Les investissements autres que solaire et éolien s’effondrent. Non seulement en pourcentage, mais aussi en valeurs absolues (chiffres en milliards de $) :
Année     Eolien      Solaire     Bio carburant    Biomasse+déchets   Petite hydraulique.  Géothermie   En.marine
2007           60,9           38,7           27,4                                  22,9                         6,5                           1,7                  0,2
2017           107,2       160,8          2,0                                     4,7                          3,4                            1,8                  0,2

En dix ans, ni la géothermie, ni les énergies marines n’ont décollé, et leurs apports restent négligeables.

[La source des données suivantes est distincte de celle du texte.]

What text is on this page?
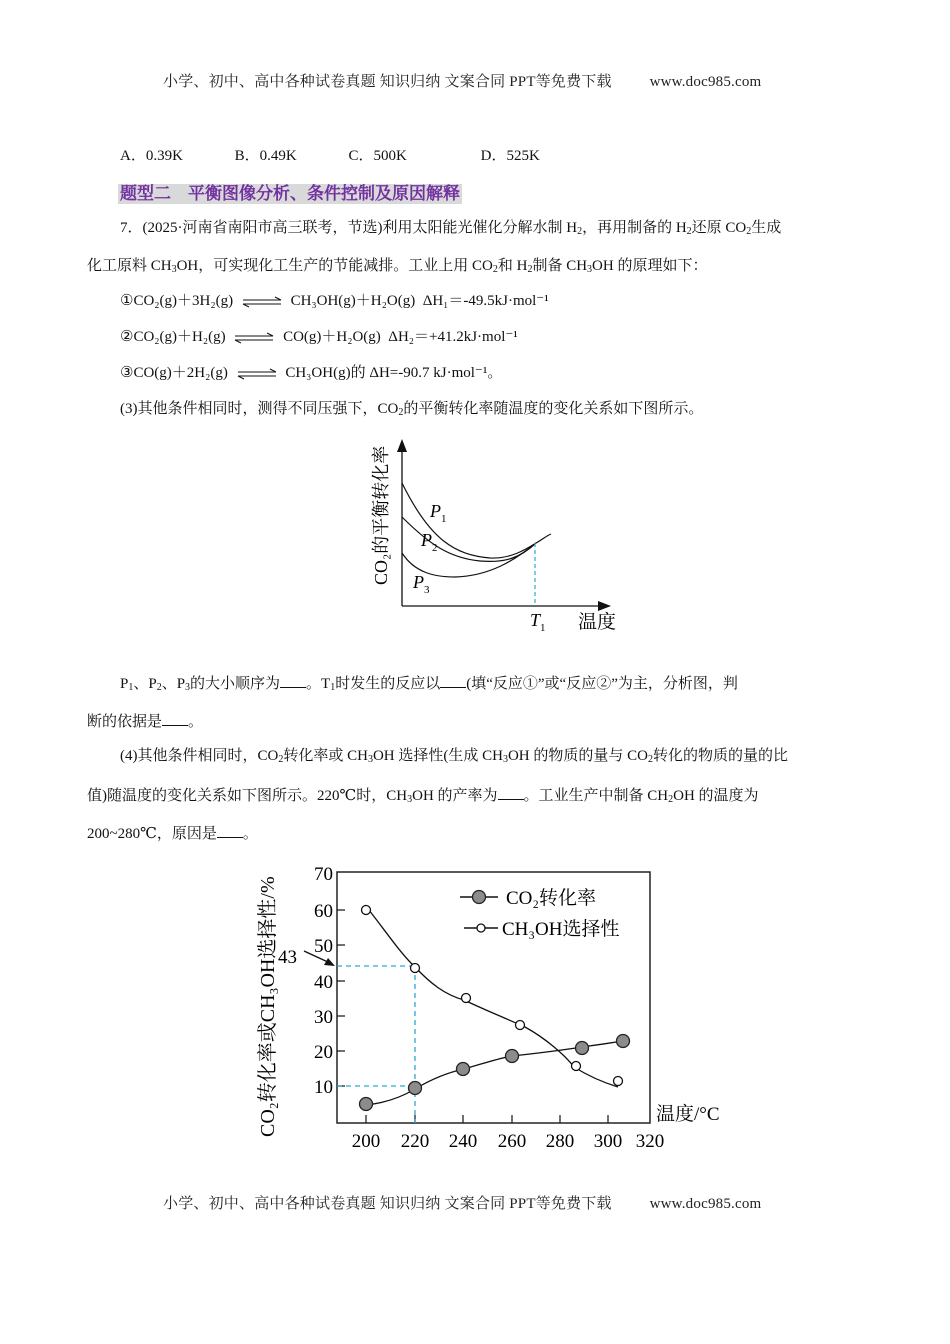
小学、初中、高中各种试卷真题 知识归纳 文案合同 PPT等免费下载	www.doc985.com
A．0.39K	B．0.49K	C．500K	D．525K
题型二　平衡图像分析、条件控制及原因解释
7．(2025·河南省南阳市高三联考，节选)利用太阳能光催化分解水制 $H_2$，再用制备的 $H_2$还原 $CO_2$生成
化工原料 $CH_3OH$，可实现化工生产的节能减排。工业上用 $CO_2$和 $H_2$制备 $CH_3OH$ 的原理如下：
①CO₂(g)＋3H₂(g) ⇌ CH₃OH(g)＋H₂O(g) ΔH₁＝-49.5kJ·mol⁻¹
②CO₂(g)＋H₂(g) ⇌ CO(g)＋H₂O(g) ΔH₂＝+41.2kJ·mol⁻¹
③CO(g)＋2H₂(g) ⇌ CH₃OH(g)的 ΔH=-90.7 kJ·mol⁻¹。
(3)其他条件相同时，测得不同压强下，$CO_2$的平衡转化率随温度的变化关系如下图所示。
$P_1$
$P_2$
$P_3$
$T_1$ 温度
CO₂的平衡转化率
$P_1$、$P_2$、$P_3$的大小顺序为 。$T_1$时发生的反应以 (填“反应①”或“反应②”为主，分析图，判
断的依据是 。
(4)其他条件相同时，$CO_2$转化率或 $CH_3OH$ 选择性(生成 $CH_3OH$ 的物质的量与 $CO_2$转化的物质的量的比
值)随温度的变化关系如下图所示。220℃时，$CH_3OH$ 的产率为 。工业生产中制备 $CH_2OH$ 的温度为
200~280℃，原因是 。
70
60
50
40
30
20
10
200 220 240 260 280 300 320
43
CO₂转化率
CH₃OH选择性
温度/°C
CO₂转化率或CH₃OH选择性/%
小学、初中、高中各种试卷真题 知识归纳 文案合同 PPT等免费下载	www.doc985.com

Les bioénergies se sont littéralement effondrées, leurs investissements totaux sont passés de plus de 50 milliards à moins de sept milliards de $. La petite hydraulique résiste mieux, mais ses investissements sont divisés par deux. L’ensemble des investissements autres que solaire et éolien est passé de près de 60 milliards de $ en 2007 à 12 milliards en 2017. Cinq fois moins.
L’éolien garde très exactement la même part. Ses investissements ont augmenté parallèlement aux investissements totaux : +76%. Les investissements dans le solaire explosent : ils ont été multipliés par plus de quatre en dix ans.
Le développement des énergies renouvelables dans le monde, diversifié il y a dix ans, se concentre aujourd’hui sur deux sources, le solaire et l’éolien. Les autres formes de renouvelables s’effondrent ou restent marginales. Les investissements dans les biocarburants ont été divisés par treize en sept ans.
L’Union Européenne suit la même évolution, solaire et éolien accaparent 95% des investissements en 2017 (38,8 milliards de $ sur 40,9 milliards au total).

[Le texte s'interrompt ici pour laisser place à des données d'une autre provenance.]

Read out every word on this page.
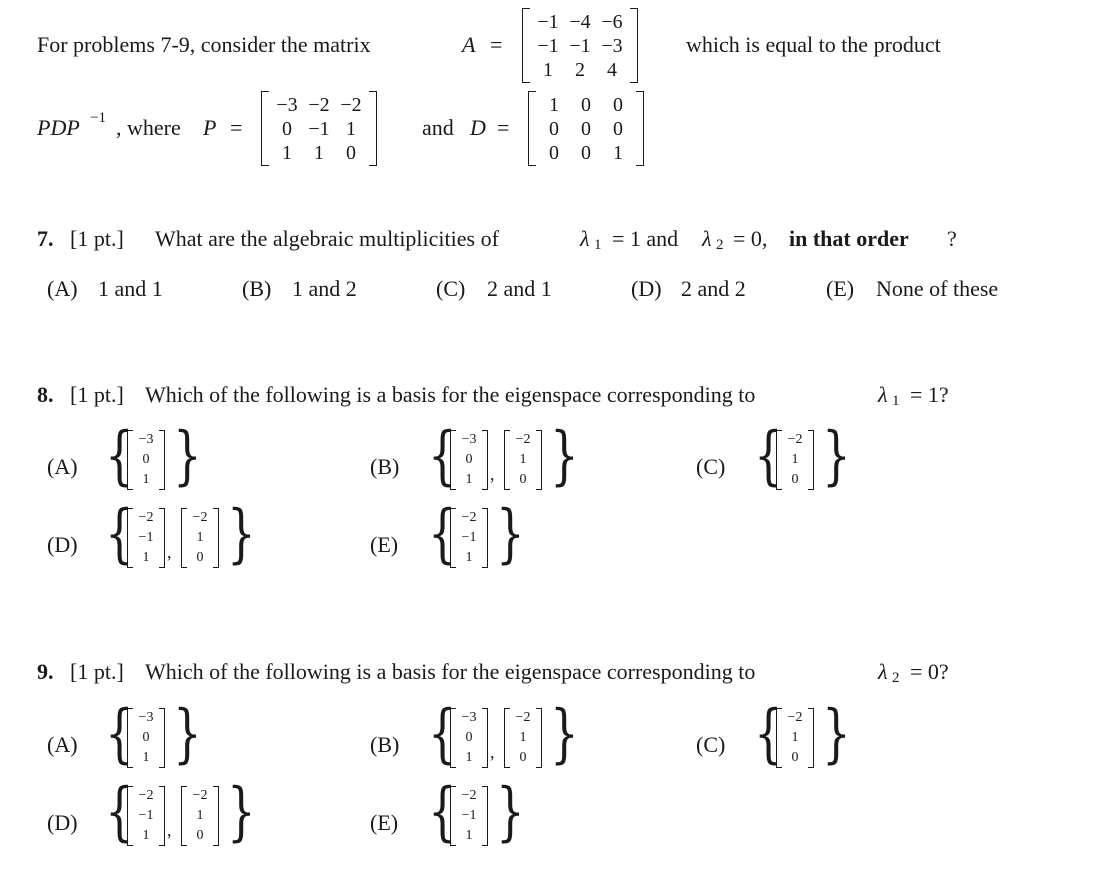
For problems 7-9, consider the matrix	A =
−1 −4 −6
−1 −1 −3
1	2	4
which is equal to the product
PDP −1 , where P =
−3 −2 −2
0 −1 1
1	1	0
and D =
1	0	0
0	0	0
0	0	1
7. [1 pt.] What are the algebraic multiplicities of	λ 1 = 1 and λ 2 = 0, in that order ?
(A) 1 and 1	(B) 1 and 2	(C) 2 and 1	(D) 2 and 2	(E) None of these
8. [1 pt.] Which of the following is a basis for the eigenspace corresponding to	λ 1 = 1?
(A) { −3
0
1 }	(B) { −3
0
1 ,
−2
1
0 }	(C) { −2
1
0 }
(D) { −2
−1
1 ,
−2
1
0 }	(E) { −2
−1
1 }
9. [1 pt.] Which of the following is a basis for the eigenspace corresponding to	λ 2 = 0?
(A) { −3
0
1 }	(B) { −3
0
1 ,
−2
1
0 }	(C) { −2
1
0 }
(D) { −2
−1
1 ,
−2
1
0 }	(E) { −2
−1
1 }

Comment expliquer l’apparition de ce quasi-monopole solaire + éolien?
Nous n’avons pas trouvé d’explication. Principalement parce que le phénomène est largement passé inaperçu. Il n’est donc pas étudié.
Nous nous contenterons de quelques réflexions. L’envolée du solaire a certainement un lien avec la baisse importante de ses coûts, mais l’éolien a aussi fait des progrès et reste moins cher. Or il a cédé la première place au solaire, et de loin. Les biocarburants rencontrent des problèmes techniques, mais leur dégringolade est tellement spectaculaire que l’explication paraît insuffisante. La chute de la petite hydraulique est curieuse car les capacités non installées restent importantes. Une explication bien plus simple se trouve dans les Rapports de plusieurs Cours des Comptes, française, allemande et européenne qui pointent toutes les trois une certaine irrationalité dans les stratégies concernant les transitions énergétiques (7) et plus particulièrement dans la répartition des crédits pour les énergies renouvelables.

Une raison possible est que, solaire et éolien soient populaires.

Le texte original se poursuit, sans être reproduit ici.